Après une heure d'efforts et cinq pages de papier noircies par des phrases de début qui n'avaient point de suite, il se dit: «Je ne suis pas encore assez rompu au métier. Il faut que je prenne une nouvelle leçon.» Et tout de suite la perspective d'une autre matinée de travail avec Mme Forestier, l'espoir de ce long tête-à-tête intime, cordial, si doux, le firent tressaillir de désir. Il se coucha bien vite, ayant presque peur à présent de se remettre à la besogne et de réussir tout à coup.

Il ne se leva, le lendemain, qu'un peu tard, éloignant et savourant d'avance le plaisir de cette visite.

Il était dix heures passées quand il sonna chez son ami.

Le domestique répondit:

– C'est que monsieur est en train de travailler.

Duroy n'avait point songé que le mari pouvait être là. Il insista cependant:

– Dites-lui que c'est moi, pour une affaire pressante.

Après cinq minutes d'attente, on le fit entrer dans le cabinet où il avait passé une si bonne matinée.

À la place occupée par lui, Forestier maintenant était assis et écrivait, en robe de chambre, les pieds dans ses pantoufles, la tête couverte d'une petite toque anglaise; tandis que sa femme, enveloppée du même peignoir blanc, et accoudée à la cheminée, dictait, une cigarette à la bouche.

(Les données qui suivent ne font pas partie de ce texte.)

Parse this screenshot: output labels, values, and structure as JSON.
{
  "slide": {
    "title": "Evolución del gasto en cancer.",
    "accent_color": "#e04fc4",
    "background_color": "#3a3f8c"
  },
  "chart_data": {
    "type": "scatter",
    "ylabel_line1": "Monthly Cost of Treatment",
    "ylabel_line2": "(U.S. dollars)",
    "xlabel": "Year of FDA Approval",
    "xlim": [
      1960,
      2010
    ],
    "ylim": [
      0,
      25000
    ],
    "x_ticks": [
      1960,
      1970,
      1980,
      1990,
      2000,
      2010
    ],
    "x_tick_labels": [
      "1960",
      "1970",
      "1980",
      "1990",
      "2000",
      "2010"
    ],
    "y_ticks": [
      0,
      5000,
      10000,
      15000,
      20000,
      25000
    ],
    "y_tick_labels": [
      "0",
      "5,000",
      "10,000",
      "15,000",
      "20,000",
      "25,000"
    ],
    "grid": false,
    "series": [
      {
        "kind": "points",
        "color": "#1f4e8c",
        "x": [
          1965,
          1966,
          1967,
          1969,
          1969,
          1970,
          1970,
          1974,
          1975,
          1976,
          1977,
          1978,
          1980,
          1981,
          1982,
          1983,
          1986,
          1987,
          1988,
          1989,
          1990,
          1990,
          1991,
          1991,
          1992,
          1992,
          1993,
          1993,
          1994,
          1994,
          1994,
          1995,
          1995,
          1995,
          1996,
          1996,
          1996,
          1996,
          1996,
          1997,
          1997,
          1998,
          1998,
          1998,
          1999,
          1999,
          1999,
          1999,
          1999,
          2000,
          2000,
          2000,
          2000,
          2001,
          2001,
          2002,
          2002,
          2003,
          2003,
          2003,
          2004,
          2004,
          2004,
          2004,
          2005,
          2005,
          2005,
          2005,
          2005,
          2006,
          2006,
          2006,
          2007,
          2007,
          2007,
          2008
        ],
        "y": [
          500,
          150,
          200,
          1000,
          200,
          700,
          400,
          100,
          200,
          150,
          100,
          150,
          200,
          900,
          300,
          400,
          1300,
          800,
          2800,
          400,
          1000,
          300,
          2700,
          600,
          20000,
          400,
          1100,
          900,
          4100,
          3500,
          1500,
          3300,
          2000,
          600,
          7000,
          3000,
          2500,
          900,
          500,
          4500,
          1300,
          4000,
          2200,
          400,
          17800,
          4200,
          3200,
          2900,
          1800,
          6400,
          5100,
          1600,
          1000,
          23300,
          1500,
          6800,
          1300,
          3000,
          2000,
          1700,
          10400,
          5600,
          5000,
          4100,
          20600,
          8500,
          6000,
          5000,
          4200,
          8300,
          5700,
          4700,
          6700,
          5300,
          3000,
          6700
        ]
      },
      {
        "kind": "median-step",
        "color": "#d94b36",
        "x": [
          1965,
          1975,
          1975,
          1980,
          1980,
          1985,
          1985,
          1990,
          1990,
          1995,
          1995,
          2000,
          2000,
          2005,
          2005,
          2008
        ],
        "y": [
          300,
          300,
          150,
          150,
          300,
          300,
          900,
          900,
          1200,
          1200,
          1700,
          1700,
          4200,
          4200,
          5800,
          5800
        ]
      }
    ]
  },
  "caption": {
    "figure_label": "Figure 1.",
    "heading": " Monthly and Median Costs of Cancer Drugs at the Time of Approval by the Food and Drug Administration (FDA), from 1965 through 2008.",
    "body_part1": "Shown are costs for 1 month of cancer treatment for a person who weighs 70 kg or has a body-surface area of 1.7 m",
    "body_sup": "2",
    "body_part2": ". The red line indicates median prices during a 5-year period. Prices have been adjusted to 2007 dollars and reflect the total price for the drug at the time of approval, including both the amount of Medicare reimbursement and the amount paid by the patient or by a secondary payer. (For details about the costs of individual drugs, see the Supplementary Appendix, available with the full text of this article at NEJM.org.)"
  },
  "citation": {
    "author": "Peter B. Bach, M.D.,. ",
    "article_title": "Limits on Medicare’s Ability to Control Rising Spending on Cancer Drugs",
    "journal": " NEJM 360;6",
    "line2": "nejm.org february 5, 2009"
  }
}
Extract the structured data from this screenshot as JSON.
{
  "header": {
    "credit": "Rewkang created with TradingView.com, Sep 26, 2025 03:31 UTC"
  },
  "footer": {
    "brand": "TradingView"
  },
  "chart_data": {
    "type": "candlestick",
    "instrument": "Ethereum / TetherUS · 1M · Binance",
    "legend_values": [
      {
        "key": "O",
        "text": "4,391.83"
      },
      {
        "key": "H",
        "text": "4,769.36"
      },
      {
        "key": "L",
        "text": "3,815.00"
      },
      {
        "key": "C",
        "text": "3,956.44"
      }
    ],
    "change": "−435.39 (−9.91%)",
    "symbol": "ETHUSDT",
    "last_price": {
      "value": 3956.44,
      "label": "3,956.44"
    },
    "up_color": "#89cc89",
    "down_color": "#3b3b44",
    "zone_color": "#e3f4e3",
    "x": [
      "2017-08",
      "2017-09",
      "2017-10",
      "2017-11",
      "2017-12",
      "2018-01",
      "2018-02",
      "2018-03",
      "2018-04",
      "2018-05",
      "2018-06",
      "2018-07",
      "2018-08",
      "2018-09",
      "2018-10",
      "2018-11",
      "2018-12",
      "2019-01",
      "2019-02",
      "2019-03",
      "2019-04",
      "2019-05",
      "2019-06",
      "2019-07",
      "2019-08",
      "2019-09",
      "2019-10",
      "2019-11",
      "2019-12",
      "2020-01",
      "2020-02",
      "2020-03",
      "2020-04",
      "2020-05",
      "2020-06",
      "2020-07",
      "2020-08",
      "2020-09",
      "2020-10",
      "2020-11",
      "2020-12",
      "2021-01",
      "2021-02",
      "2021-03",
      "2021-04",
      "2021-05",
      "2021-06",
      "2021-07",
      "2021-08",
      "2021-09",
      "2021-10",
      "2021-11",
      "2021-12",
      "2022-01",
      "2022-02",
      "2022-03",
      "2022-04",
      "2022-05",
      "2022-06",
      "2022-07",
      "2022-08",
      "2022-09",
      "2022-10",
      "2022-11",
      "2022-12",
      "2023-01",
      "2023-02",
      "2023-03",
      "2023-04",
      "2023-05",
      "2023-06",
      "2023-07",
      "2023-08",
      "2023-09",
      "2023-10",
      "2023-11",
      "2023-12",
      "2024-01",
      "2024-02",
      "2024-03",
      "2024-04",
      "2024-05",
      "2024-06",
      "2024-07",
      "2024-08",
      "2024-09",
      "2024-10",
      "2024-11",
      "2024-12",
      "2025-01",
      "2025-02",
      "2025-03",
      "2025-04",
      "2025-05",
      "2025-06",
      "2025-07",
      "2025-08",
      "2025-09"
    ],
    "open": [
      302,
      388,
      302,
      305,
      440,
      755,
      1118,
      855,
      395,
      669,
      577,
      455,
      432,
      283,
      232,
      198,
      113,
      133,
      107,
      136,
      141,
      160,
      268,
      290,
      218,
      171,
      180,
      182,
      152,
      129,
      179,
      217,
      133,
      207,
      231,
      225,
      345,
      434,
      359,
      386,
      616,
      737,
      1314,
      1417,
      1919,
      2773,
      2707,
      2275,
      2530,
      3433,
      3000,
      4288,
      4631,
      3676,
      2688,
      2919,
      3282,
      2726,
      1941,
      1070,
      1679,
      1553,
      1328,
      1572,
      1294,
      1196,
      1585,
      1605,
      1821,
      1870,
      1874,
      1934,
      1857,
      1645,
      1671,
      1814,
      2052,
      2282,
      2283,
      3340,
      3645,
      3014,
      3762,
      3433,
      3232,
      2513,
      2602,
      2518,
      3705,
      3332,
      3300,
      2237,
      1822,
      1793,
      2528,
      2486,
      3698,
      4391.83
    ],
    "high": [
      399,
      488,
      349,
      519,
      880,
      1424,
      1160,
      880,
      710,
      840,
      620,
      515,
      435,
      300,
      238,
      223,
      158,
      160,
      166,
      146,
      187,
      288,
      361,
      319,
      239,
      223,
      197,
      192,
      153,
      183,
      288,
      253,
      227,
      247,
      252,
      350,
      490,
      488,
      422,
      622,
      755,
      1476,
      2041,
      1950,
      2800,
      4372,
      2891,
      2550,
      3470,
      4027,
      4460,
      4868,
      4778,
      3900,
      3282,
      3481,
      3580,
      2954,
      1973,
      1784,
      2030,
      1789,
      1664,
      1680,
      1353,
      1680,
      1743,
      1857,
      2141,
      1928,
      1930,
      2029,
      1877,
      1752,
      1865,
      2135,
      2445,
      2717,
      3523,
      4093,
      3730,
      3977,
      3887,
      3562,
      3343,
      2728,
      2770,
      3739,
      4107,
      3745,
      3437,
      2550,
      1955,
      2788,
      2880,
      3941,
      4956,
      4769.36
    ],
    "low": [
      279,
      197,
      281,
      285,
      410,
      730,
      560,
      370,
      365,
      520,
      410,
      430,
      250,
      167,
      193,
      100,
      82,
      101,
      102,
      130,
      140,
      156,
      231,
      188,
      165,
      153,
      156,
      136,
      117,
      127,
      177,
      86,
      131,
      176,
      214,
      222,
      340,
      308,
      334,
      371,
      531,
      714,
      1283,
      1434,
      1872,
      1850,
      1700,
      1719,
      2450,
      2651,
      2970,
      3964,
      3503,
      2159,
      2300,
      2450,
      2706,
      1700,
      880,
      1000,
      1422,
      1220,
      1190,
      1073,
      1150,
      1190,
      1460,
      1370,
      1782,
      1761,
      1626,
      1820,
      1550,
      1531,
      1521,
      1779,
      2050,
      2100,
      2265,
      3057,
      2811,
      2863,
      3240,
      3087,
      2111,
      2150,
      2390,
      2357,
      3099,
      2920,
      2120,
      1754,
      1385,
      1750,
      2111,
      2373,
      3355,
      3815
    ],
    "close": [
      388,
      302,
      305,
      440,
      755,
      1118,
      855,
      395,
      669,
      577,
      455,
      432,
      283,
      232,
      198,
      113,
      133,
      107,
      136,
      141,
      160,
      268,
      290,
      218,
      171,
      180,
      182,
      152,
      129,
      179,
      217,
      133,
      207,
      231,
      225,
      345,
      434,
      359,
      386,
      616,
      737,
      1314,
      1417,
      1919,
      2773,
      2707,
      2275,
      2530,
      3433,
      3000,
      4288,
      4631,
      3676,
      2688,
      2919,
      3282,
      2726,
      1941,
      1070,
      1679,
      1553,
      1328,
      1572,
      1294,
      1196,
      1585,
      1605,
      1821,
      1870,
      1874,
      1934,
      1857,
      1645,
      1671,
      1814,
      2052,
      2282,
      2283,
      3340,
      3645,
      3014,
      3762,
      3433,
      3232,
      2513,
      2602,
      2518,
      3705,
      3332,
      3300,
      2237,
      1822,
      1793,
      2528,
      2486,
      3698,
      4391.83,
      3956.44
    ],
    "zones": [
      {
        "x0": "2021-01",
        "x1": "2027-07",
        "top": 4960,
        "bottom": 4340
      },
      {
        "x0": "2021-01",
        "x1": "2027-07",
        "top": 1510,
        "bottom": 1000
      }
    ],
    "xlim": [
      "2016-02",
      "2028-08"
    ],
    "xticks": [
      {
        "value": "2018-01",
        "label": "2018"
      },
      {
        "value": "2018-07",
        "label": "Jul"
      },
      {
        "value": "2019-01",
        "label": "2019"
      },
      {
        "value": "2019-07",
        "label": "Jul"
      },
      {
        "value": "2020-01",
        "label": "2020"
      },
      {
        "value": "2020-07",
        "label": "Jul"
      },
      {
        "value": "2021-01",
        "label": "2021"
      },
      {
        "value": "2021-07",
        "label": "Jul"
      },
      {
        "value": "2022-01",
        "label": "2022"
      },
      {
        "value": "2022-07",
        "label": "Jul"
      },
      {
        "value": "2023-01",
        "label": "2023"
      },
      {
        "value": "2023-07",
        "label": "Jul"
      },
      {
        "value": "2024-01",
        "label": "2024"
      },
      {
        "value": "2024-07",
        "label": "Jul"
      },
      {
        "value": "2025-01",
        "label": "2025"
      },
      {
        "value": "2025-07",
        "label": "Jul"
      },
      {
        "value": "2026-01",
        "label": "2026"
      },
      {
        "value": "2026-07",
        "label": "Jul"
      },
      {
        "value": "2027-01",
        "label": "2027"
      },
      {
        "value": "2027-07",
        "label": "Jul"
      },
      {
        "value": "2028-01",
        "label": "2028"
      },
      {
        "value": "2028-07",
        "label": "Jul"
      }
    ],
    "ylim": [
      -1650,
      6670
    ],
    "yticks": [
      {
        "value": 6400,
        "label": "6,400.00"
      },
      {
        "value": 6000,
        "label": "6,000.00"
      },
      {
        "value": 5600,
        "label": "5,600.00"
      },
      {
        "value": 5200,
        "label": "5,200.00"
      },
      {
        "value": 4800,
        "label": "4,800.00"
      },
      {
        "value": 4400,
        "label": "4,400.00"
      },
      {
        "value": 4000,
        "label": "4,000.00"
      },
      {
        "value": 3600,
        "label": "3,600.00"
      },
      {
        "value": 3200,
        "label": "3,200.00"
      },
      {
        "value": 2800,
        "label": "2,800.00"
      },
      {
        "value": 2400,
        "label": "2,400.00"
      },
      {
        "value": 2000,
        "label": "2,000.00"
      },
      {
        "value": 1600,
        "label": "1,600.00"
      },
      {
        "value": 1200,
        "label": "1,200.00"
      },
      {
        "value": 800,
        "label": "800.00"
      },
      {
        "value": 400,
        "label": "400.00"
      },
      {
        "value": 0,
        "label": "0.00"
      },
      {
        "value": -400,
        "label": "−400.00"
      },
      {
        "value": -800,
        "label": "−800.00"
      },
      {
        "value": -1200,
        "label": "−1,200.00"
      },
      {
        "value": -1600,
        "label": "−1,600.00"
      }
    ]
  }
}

Duroy, s'arrêtant sur le seuil, murmura:

– Je vous demande bien pardon; je vous dérange?

Et son ami, ayant tourné la tête, une tête furieuse, grogna:

– Qu'est-ce que tu veux encore? Dépêche-toi, nous sommes pressés.

L'autre, interdit, balbutiait:

– Non, ce n'est rien, pardon.

Mais Forestier, se fâchant:

– Allons, sacrebleu! ne perds pas de temps; tu n'as pourtant pas forcé ma porte pour le plaisir de nous dire bonjour.

Alors Duroy, fort troublé, se décida:

– Non… voilà… c'est que… je n'arrive pas encore à faire mon article… et tu as été… vous avez été si… si… si gentils la dernière fois que… que j'espérais… que j'ai osé venir…

Forestier lui coupa la parole:

– Tu te fiches du monde, à la fin! Alors tu t'imagines que je vais faire ton métier, et que tu n'auras qu'à passer à la caisse au bout du mois. Non! Elle est bonne, celle-là!

La jeune femme continuait à fumer, sans dire un mot, souriant toujours d'un vague sourire qui semblait un masque aimable sur l'ironie de sa pensée.

Et Duroy, rougissant, bégayait:

– Excusez-moi… j'avais cru… j'avais pensé…

Puis brusquement, d'une voix claire:

– Je vous demande mille fois pardon, madame, en vous adressant encore mes remerciements les plus vifs pour la chronique si charmante que vous m'avez faite hier.

Puis il dit à Charles: «Je serai à trois heures au journal,» et il sortit.

Il retourna chez lui, à grands pas, en grommelant: «Eh bien, je m'en vais la faire celle-là, et tout seul, et ils verront…»

À peine rentré, la colère l'excitant, il se mit à écrire.

Il continua l'aventure commencée par Mme Forestier, accumulant des détails de roman-feuilleton, des péripéties surprenantes et des descriptions ampoulées, avec une maladresse de style de collégien et des formules de sous-officier. En une heure, il eut terminé une chronique qui ressemblait à un chaos de folies, et il la porta, avec assurance, à la Vie Française.

La première personne qu'il rencontra fut Saint-Potin qui, lui serrant la main avec une énergie de complice, demanda:

– Vous avez lu ma conversation avec le Chinois et avec l'Hindou. Est-ce assez drôle? Ça a amusé tout Paris. Et je n'ai pas vu seulement le bout de leur nez.

Duroy, qui n'avait rien lu, prit aussitôt le journal, et il parcourut de l'œil un long article intitulé «Inde et Chine», pendant que le reporter lui indiquait et soulignait les passages les plus intéressants.